In der Personenorientierten Maltherapie wird meist keine Aufgabe gestellt. Das Bild entsteht aus dem ersten Impuls der Malenden und wird davon ausgehend weiterentwickelt. Der offene Malprozess steht im Vordergrund. Aufgaben/Themen/Ziele für die Therapie ergeben sich aus diesem Malprozess heraus.

In der Lösungsorientierten Maltherapie dagegen wird nach einer genauen Erhebung des Anliegens eine präzise Malaufgabe in Bezug auf das Anliegen gestellt. Die Begleitung im Malprozess geschieht anhand von strukturierten Verlaufsprotokollen und Einschätzungsskalen.

Die beiden unterschiedlichen Behandlungsweisen ermöglichen ein differenziertes, sich ergänzendes therapeutisches Vorgehen. Somit kommen im Verlauf einer Therapie – je nach Situation sich ergänzend - beide Methoden kombiniert zur Anwendung.

Die Bezeichnung Begleitetes Malen darf weiter verwendet werden. Sinnvollerweise in Arbeitsfeldern, in denen es um eine in erster Linie unterstützende, ausschliesslich begleitende Arbeit geht und ein therapeutischer Auftrag nicht im Vordergrund steht oder sogar nicht erwünscht ist.

Diese Weiterentwicklung und Differenzierung der beiden kunsttherapeutischen Methoden hat uns zudem dazu veranlasst, die Reihenfolge der Lehrgänge am IHK neu zu strukturieren. Im Zertifikatslehrgang wird weiterhin die Personenorientierte Maltherapie vermittelt. Darauf aufbauend schliesst neu der Lehrgang Lösungsorientierte Maltherapie an.

Im darauffolgenden, abschliessenden Diplomlehrgang vertiefen die Studierenden ihre Kenntnisse in der personen- und lösungsorientierten Maltherapie IHK. Sie können diese in einem Therapieverlauf je nach Indikation entsprechend kombinieren und setzen sich mit deren Anwendung im klinisch-institutionellen Rahmen auseinander.
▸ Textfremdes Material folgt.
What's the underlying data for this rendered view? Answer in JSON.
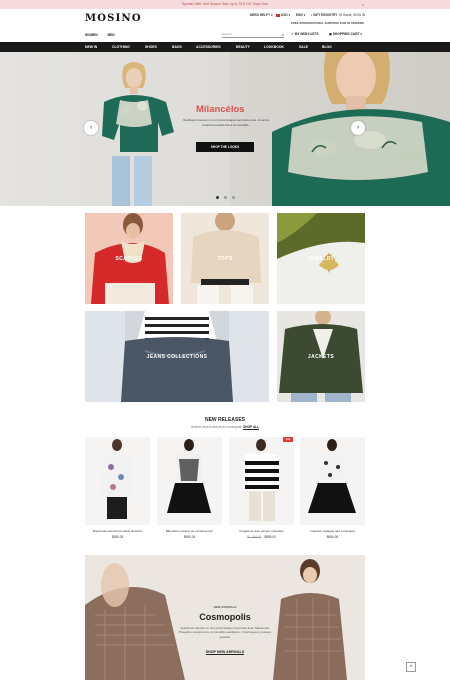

Zusätzlich werden die Verknüpfung mit anderen kunsttherapeutischen Ansätzen und die aktuellen Entwicklungen innerhalb des Berufsfeldes der Kunsttherapie behandelt, womit eine eigene und fassbare Positionierung im medizinisch/ therapeutischen Umfeld möglich werden soll.

Wir sind überzeugt, mit der neuen Ausbildungsstruktur unsere, zukünftigen Studierenden noch viel besser auf ihre praktische kunsttherapeutische Arbeit, sei es im selbstständigen oder institutionellen Rahmen, vorbereiten zu können.

Die drei Lehrgänge bilden (mit den zusätzlich am IHK angebotenen Modulen, resp. mit den gegebenenfalls bereits vorhandenen Vorkenntnissen) die bestmögliche Voraussetzung für das Bestehen der eidgenössisch anerkannten Höheren Fachprüfung (HFP-KST).

Das neue Jahr hat begonnen und damit auch eine für uns sehr wichtige Entwicklung zu mehr Klarheit in unseren Methoden und unserem Ausbildungsaufbau.

An dieser Stelle herzlichen Dank an alle, die immer an die Sache, an das Begleitete Malen (jetzt Personenorientierte Maltherapie) und an die Lösungsorientierte Maltherapie LOM® geglaubt und diese gelebt und entwickelt haben. Wir danken auch allen, die sich mit viel Engagement berufspolitisch eingesetzt haben und den Prozess weiterhin unterstützen und mittragen.

Der Beruf der Kunsttherapeutin/ des Kunsttherapeuten entwickelt sich, wird immer professioneller und wird dadurch in Zukunft seinen festen Platz im gesamten Therapiebereich klären und behaupten können. Davon sind wir überzeugt.